Kumpulan Puisi karya Upita Agustine

Di tengah denyut sejarah sastra Indonesia yang sering kali dipenuhi dengan nama-nama besar pria, muncul satu suara yang lembut namun tegas, halus tapi kuat, membawa nilai-nilai budaya, spiritualitas, dan pemikiran dalam napas puisi: Upita Agustine. Di balik nama pena ini, berdirilah sosok cendekiawan perempuan yang luar biasa—Prof. Dr. Ir. Raudha Thaib, M.P., seorang perempuan Minangkabau yang telah menapak tilas panjang dalam dunia akademik, budaya, dan kesusastraan Indonesia. Namanya menjadi penanda bahwa puisi bukan hanya milik mereka yang hidup dari kata, tetapi juga milik mereka yang hidup dalam tradisi, ilmu pengetahuan, dan keberanian perempuan.

Penyair dari Jantung Pagaruyung

Lahir pada 31 Agustus 1947 di Pagaruyung, Tanah Datar, Sumatra Barat, Upita Agustine adalah potret keunikan seorang perempuan Minangkabau: bangsawan, akademisi, budayawati, dan penyair. Ia adalah ahli waris Kerajaan Pagaruyung sekaligus Ketua Umum Bundo Kanduang Sumatera Barat. Namun, posisi sosialnya tak pernah ia gunakan untuk menjauh dari rakyat, melainkan sebagai pijakan untuk mengangkat nilai-nilai lokal ke dalam ruang kesusastraan nasional dan internasional.

Upita Agustine

Pendidikan formalnya mungkin berakar dalam dunia pertanian, tetapi ekspresi artistiknya menjalar bebas seperti akar pohon yang mencari mata air.
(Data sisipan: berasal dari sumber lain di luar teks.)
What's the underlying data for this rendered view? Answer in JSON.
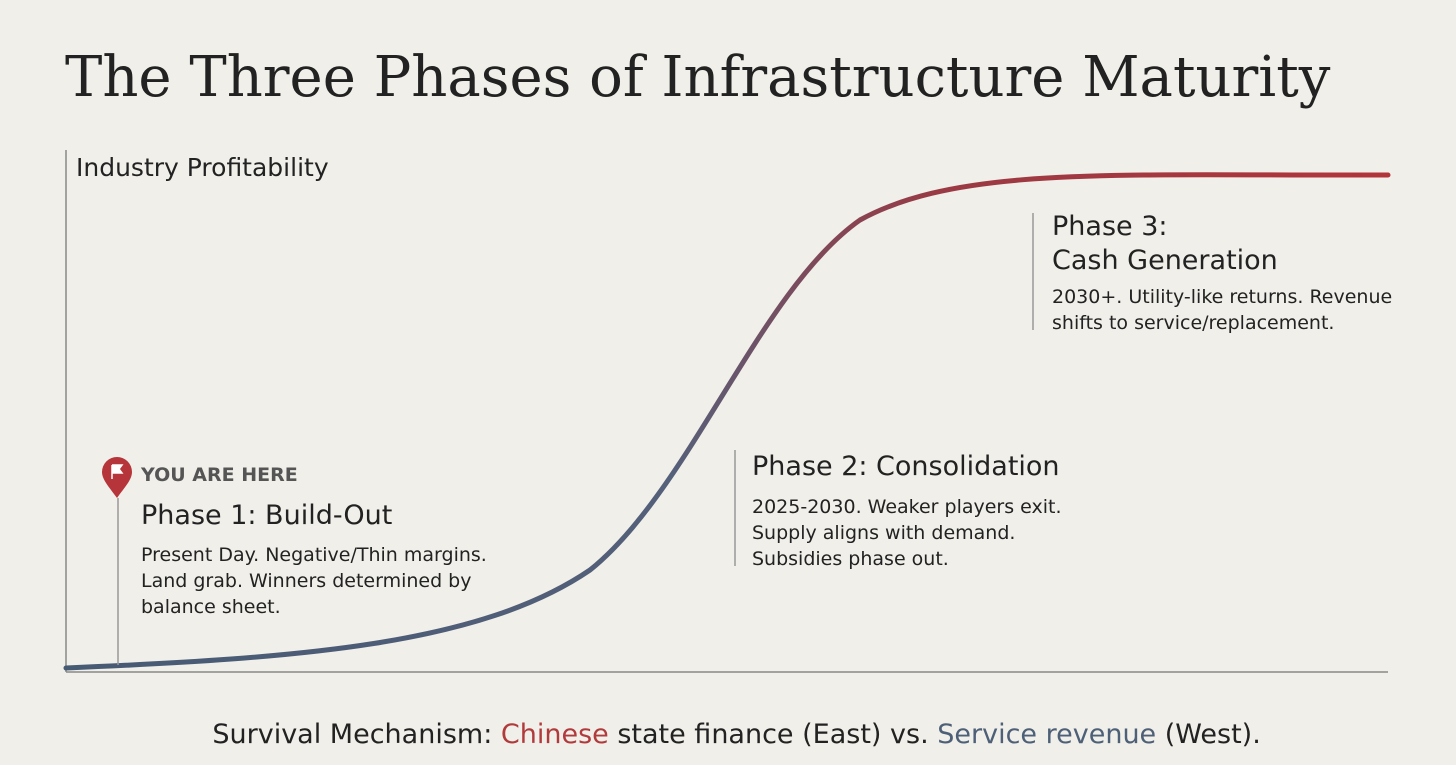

Sejak SMA, ia sudah aktif menulis. Kecintaan pada kata menjadi sahabat seumur hidupnya. Dunia puisi memberinya ruang untuk berbicara tidak hanya sebagai perempuan, tetapi sebagai penyambung suara adat, sejarah, dan kerinduan terhadap tanah leluhur.

Karya-Karya sebagai Denyut Identitas dan Kemanusiaan

Buku Tunggal

  1. Bianglala: kumpulan puisi (1973)
  2. Dua Warna (1975; bersama Hamid Jabbar);
  3. Terlupa dari Mimpi: kumpulan puisi (1980)
  4. Sunting (1995; bersama Yvonne de Fretes)
  5. Nyanyian Anak Cucu: kumpulan puisi 1967-1999 (Angkasa Bandung, 2000)

Buku Antologi Bersama

  1. Laut Biru Langit Biru: Bungarampai Sastra Indonesia Mutaakhir (1977)
  2. Tonggak 3: Antologi Puisi Indonesia Modern (1987)
  3. Ungu: Antologi Puisi Wanita Penyair Indonesia (1990)
  4. Selection of Poems by Raudha Thaib (1990)
  5. Perisa 1: Jurnal Puisi Melayu (1993)
  6. Hawa 29 Penyair: Kumpulan Puisi 29 Penyair Sumatera Barat (1996)
  7. Antologi Puisi Indonesia: volume 2 (1997)
  8. Matrilineal System in Minangkabau Culture (1997)
  9. Antologi Puisi Sumatera Barat: Kumpulan Puisi 21 Penyair Sumatera Barat (1999)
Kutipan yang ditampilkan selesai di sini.